I stopped apologising for existing at a restaurant
I know this sounds small but it's huge for me. I was at dinner with friends and my order came out wrong. Old me would have just eaten it silently and felt miserable. But this time I caught the waiter's eye and said, 'Excuse me, I think this might be the wrong dish.' No over-explaining. No 'I'm so sorry to bother you.' Just a clear, calm sentence.
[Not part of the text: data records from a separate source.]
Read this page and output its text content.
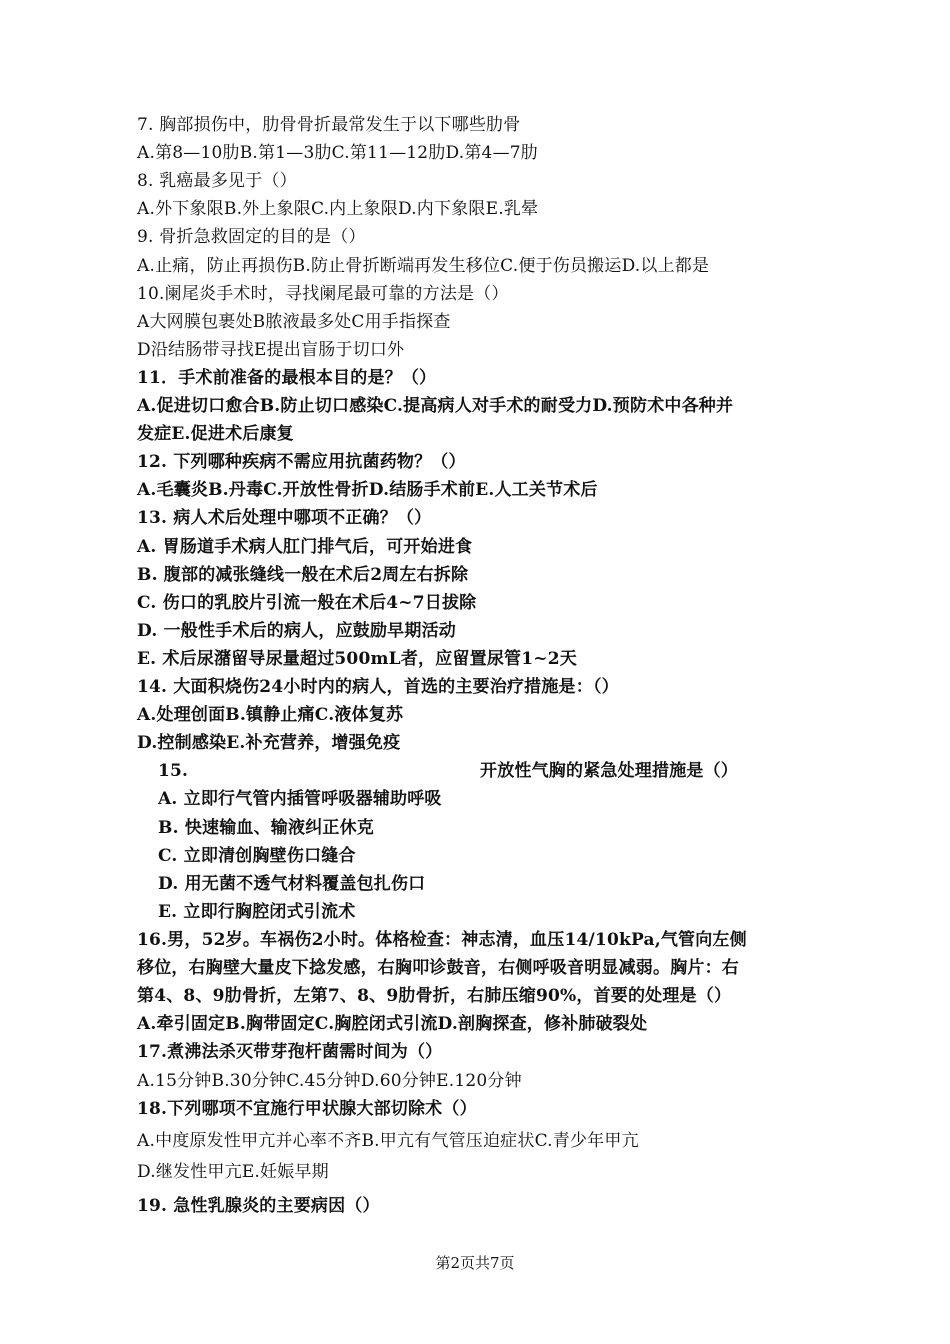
7. 胸部损伤中，肋骨骨折最常发生于以下哪些肋骨
A.第8—10肋B.第1—3肋C.第11—12肋D.第4—7肋
8. 乳癌最多见于（）
A.外下象限B.外上象限C.内上象限D.内下象限E.乳晕
9. 骨折急救固定的目的是（）
A.止痛，防止再损伤B.防止骨折断端再发生移位C.便于伤员搬运D.以上都是
10.阑尾炎手术时，寻找阑尾最可靠的方法是（）
A大网膜包裹处B脓液最多处C用手指探查
D沿结肠带寻找E提出盲肠于切口外
11．手术前准备的最根本目的是？（）
A.促进切口愈合B.防止切口感染C.提高病人对手术的耐受力D.预防术中各种并
发症E.促进术后康复
12. 下列哪种疾病不需应用抗菌药物？（）
A.毛囊炎B.丹毒C.开放性骨折D.结肠手术前E.人工关节术后
13. 病人术后处理中哪项不正确？（）
A. 胃肠道手术病人肛门排气后，可开始进食
B. 腹部的减张缝线一般在术后2周左右拆除
C. 伤口的乳胶片引流一般在术后4~7日拔除
D. 一般性手术后的病人，应鼓励早期活动
E. 术后尿潴留导尿量超过500mL者，应留置尿管1~2天
14. 大面积烧伤24小时内的病人，首选的主要治疗措施是：（）
A.处理创面B.镇静止痛C.液体复苏
D.控制感染E.补充营养，增强免疫
15.	开放性气胸的紧急处理措施是（）
A. 立即行气管内插管呼吸器辅助呼吸
B. 快速输血、输液纠正休克
C. 立即清创胸壁伤口缝合
D. 用无菌不透气材料覆盖包扎伤口
E. 立即行胸腔闭式引流术
16.男，52岁。车祸伤2小时。体格检查：神志清，血压14/10kPa,气管向左侧
移位，右胸壁大量皮下捻发感，右胸叩诊鼓音，右侧呼吸音明显减弱。胸片：右
第4、8、9肋骨折，左第7、8、9肋骨折，右肺压缩90%，首要的处理是（）
A.牵引固定B.胸带固定C.胸腔闭式引流D.剖胸探查，修补肺破裂处
17.煮沸法杀灭带芽孢杆菌需时间为（）
A.15分钟B.30分钟C.45分钟D.60分钟E.120分钟
18.下列哪项不宜施行甲状腺大部切除术（）
A.中度原发性甲亢并心率不齐B.甲亢有气管压迫症状C.青少年甲亢
D.继发性甲亢E.妊娠早期
19. 急性乳腺炎的主要病因（）
第2页共7页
The waiter smiled, swapped it, and life went on. Nobody was annoyed. Nobody thought I was difficult. I've been replaying it in my head all evening because I genuinely cannot believe I did that. Therapy is working, I think.
Comments (10)
This is NOT small! This is massive! Old you would have sat there eating the wrong dish and feeling miserable. New you advocated for yourself calmly and clearly. That's growth right there!
i could never do this. i'd eat the wrong dish and leave a five star review. but reading about you doing it gives me a tiny bit of hope.
The bit about no over-explaining really resonates with me. I always add so much context when I ask for something – like I need to justify why I deserve to have my own order right. Working on that too. Your approach of just a clear calm sentence is the goal!
'Nobody was annoyed. Nobody thought I was difficult.' – I need this tattooed on my arm. The catastrophising beforehand is always so much worse than reality. Always.
And you said 'therapy is working, I think' – I think so too! These are the real-world moments that show the work is paying off. Keep going!